Finalized experiments using both datasets: Week 12 & Week13#
What I did this week#
Monai’s VQVAE results on T1-weighted NFBS dataset, 125 samples, for batch size of 5 were qualitatively and quantitatively superior to all previous results. I continued the same experiments on the T1-weighted CC359(Calgary-Campinas-359) public dataset consisting of 359 anatomical MRI volumes of healthy individuals. Preprocessed the data using existing transform_img function -
skull-strips the volume using the respective mask
dipy’s
resize& scipy’saffine_transformscale the volume to (128,128,128,1) shape & (1,1,1) voxel sizeMinMax normalization to limit the range of intensities to (0,1)
Using existing training parameters, carried out two experiments, one on CC359 alone & another on both datasets combined. Additionally, I made a slight modification in the loss definition by attributing different weights of 0.5 & 1 to background & foreground pixels compared to equal weights from previous experiments. This resulted in faster convergence as shown in the red, blue & purple lines in the combined plot shown below. (Naming convention for each training curve is B<batch_size>-<dataset_used>, where CC=CC359, NFBS=NFBS, both=[NFBS,CC359])

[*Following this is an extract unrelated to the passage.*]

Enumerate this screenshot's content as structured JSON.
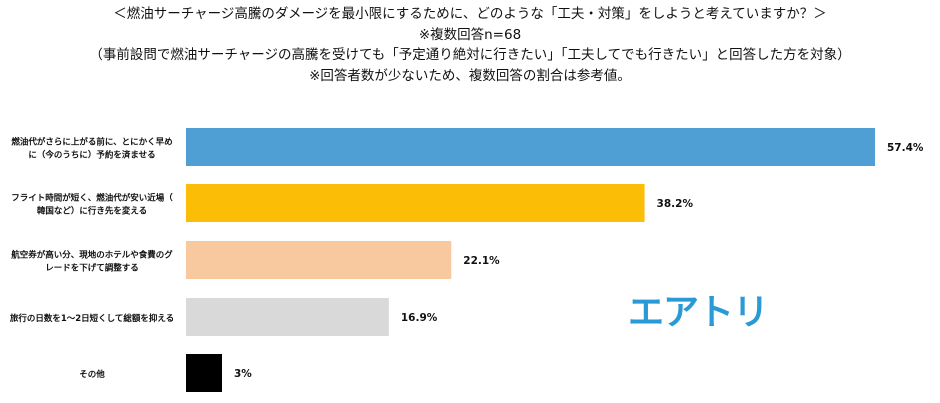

Inference results on the best performing model, B12-both, is shown below, where every two rows correspond to reconstructions & original volumes respectively, with equally spaced slices in each row. These slices visualised are anterior-posterior topdown & ventral-dorsal LR.
Here’s a similar visualization of the inference on the next best performing model, B12-CC.

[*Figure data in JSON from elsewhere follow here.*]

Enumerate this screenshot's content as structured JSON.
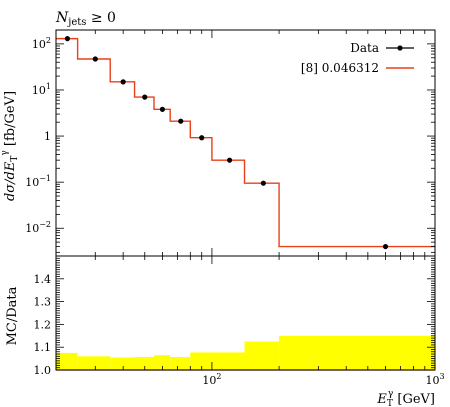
{
  "chart_data": {
    "type": "line",
    "panel_label_main": "N",
    "panel_label_sub": "jets",
    "panel_label_rest": " ≥ 0",
    "ylabel_main": "dσ/dE",
    "ylabel_sub": "T",
    "ylabel_sup": "γ",
    "ylabel_units": " [fb/GeV]",
    "ylabel_ratio": "MC/Data",
    "xlabel_main": "E",
    "xlabel_sub": "T",
    "xlabel_sup": "γ",
    "xlabel_units": " [GeV]",
    "xscale": "log",
    "yscale": "log",
    "xlim": [
      20,
      1000
    ],
    "ylim": [
      0.0025,
      200
    ],
    "ratio_ylim": [
      1.0,
      1.5
    ],
    "x_tick_labels": [
      {
        "value": 100,
        "base": "10",
        "exp": "2"
      },
      {
        "value": 1000,
        "base": "10",
        "exp": "3"
      }
    ],
    "y_tick_labels": [
      {
        "value": 100,
        "base": "10",
        "exp": "2"
      },
      {
        "value": 10,
        "base": "10",
        "exp": "1"
      },
      {
        "value": 1,
        "base": "1",
        "exp": ""
      },
      {
        "value": 0.1,
        "base": "10",
        "exp": "−1"
      },
      {
        "value": 0.01,
        "base": "10",
        "exp": "−2"
      }
    ],
    "ratio_tick_labels": [
      "1.0",
      "1.1",
      "1.2",
      "1.3",
      "1.4"
    ],
    "bin_edges": [
      20,
      25,
      35,
      45,
      55,
      65,
      80,
      100,
      140,
      200,
      1000
    ],
    "data_series": {
      "name": "Data",
      "color": "#000000",
      "x": [
        22.5,
        30,
        40,
        50,
        60,
        72.5,
        90,
        120,
        170,
        600
      ],
      "y": [
        130,
        47,
        15,
        7,
        3.8,
        2.1,
        0.92,
        0.3,
        0.095,
        0.004
      ]
    },
    "mc_series": {
      "name": "[8] 0.046312",
      "color": "#e8411a",
      "values": [
        130,
        47,
        15,
        7,
        3.8,
        2.1,
        0.92,
        0.3,
        0.095,
        0.004
      ]
    },
    "ratio_band": {
      "color": "#ffff00",
      "upper": [
        1.075,
        1.06,
        1.055,
        1.057,
        1.065,
        1.057,
        1.077,
        1.077,
        1.125,
        1.15
      ]
    },
    "ratio_line_value": 1.0
  }
}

This shows that our training not only converged quickly but also improved visually. Here’s a comparison of our current best performing model i.e., VQVAE-Monai-B12-both & the previous one on NFBS i.e., VQVAE-Monai-B5-NFBS. The test reconstruction loss is 0.0013 & 0.0015 respectively.
I also carried out Diffusion Model training on the best performing VQVAE-Monai-B12-both model for 300 & 500 diffusion steps and the training curves obtained are as follows-
These curves seemed to converge pretty quickly but the sampling outputs in the generation pipeline are still pure noise as shown below-
The best performance of KL encoders/VAEs/VQVAEs have been shown to deliver blurry reconstructions on Medical datasets. Despite using a pretty less complex VQVAE model, with only num_res_channels=(32, 64), we consistently achieved improved reconstruction results with every experiment. From capturing only the brain outer structure through VQAVE-B5-NFBS model to able to capture the volumetric details of the inner microstructure of the brain through VQVAE-Monai-B10-both model, we’ve stretched the capabilities of the VQVAE model.

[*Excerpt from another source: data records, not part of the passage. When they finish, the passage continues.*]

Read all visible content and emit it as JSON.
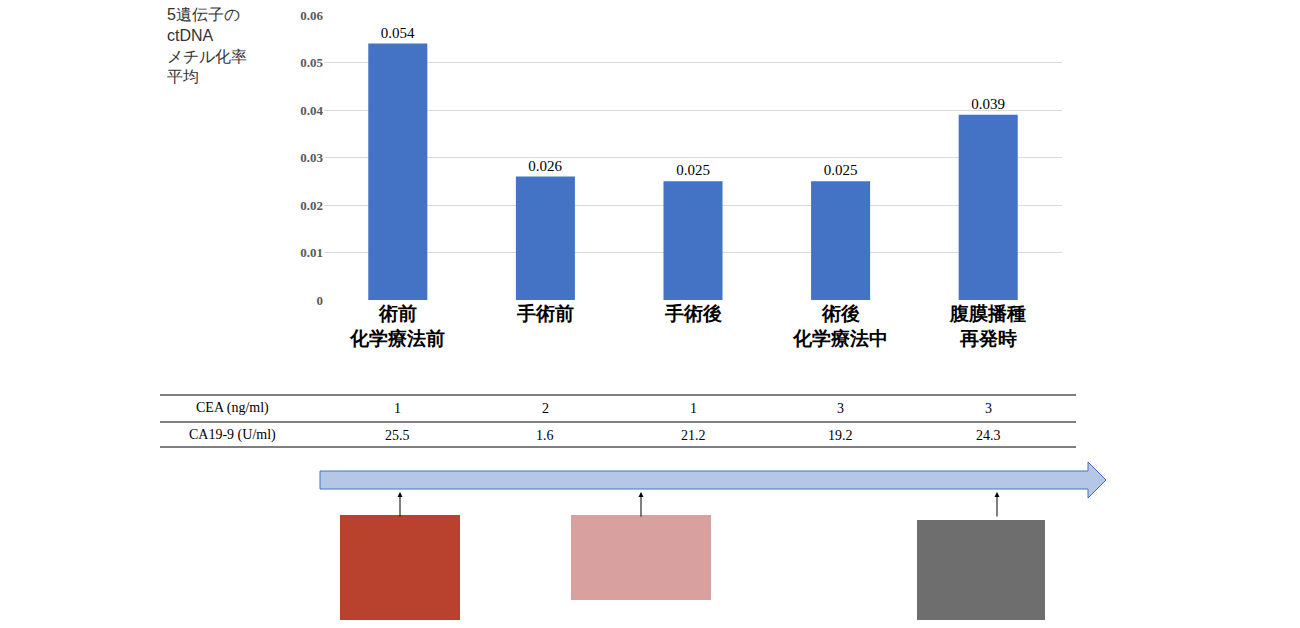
{
  "chart_data": {
    "type": "bar",
    "y_label": "5遺伝子の\nctDNA\nメチル化率\n平均",
    "categories": [
      "術前\n化学療法前",
      "手術前",
      "手術後",
      "術後\n化学療法中",
      "腹膜播種\n再発時"
    ],
    "values": [
      0.054,
      0.026,
      0.025,
      0.025,
      0.039
    ],
    "color": "#4472c4",
    "ylim": [
      0,
      0.06
    ],
    "yticks": [
      0,
      0.01,
      0.02,
      0.03,
      0.04,
      0.05,
      0.06
    ],
    "grid": true,
    "data_labels": true
  },
  "table": {
    "rows": [
      {
        "label": "CEA (ng/ml)",
        "values": [
          1,
          2,
          1,
          3,
          3
        ]
      },
      {
        "label": "CA19-9 (U/ml)",
        "values": [
          25.5,
          1.6,
          21.2,
          19.2,
          24.3
        ]
      }
    ]
  }
}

For future work we should look into two things - debugging Diffusion Model, scaling VQVAE model.
As a first priority, we could analyze the reason for pure noise output in DM3D generations, this would help us rule out any implementation errors(although I already did that, a second pair of eyes would be helpful). Because MONAI’s work shows that even without a stable convergence on their diffusion model they achieved visualizations resembling a brain. Whereas our model despite achieving a stable looking training curve, our generations are not close to being convincing.
As a second step, we could also try scaling up both VQVAE as well as Diffusion Model in terms of complexity, such as increasing intermediate channel dimensions from 64 to 128 or 256 as done in MONAI’s 3D LDM. This hopefully may help us achieve the state-of-art on NFBS & CC359 datasets.
What is coming up next week#
Wrapping up documentation & final report
Did I get stuck anywhere#
Yes, I carried out debugging to understand the generation pipeline of the Diffusion Model. Cross-checked implementations of posterior mean & variance in the code base with respective formulas from the paper, as well as with MONAI’s DDPM implementation. Didn’t come across any error, yet the generated samples are erroneous.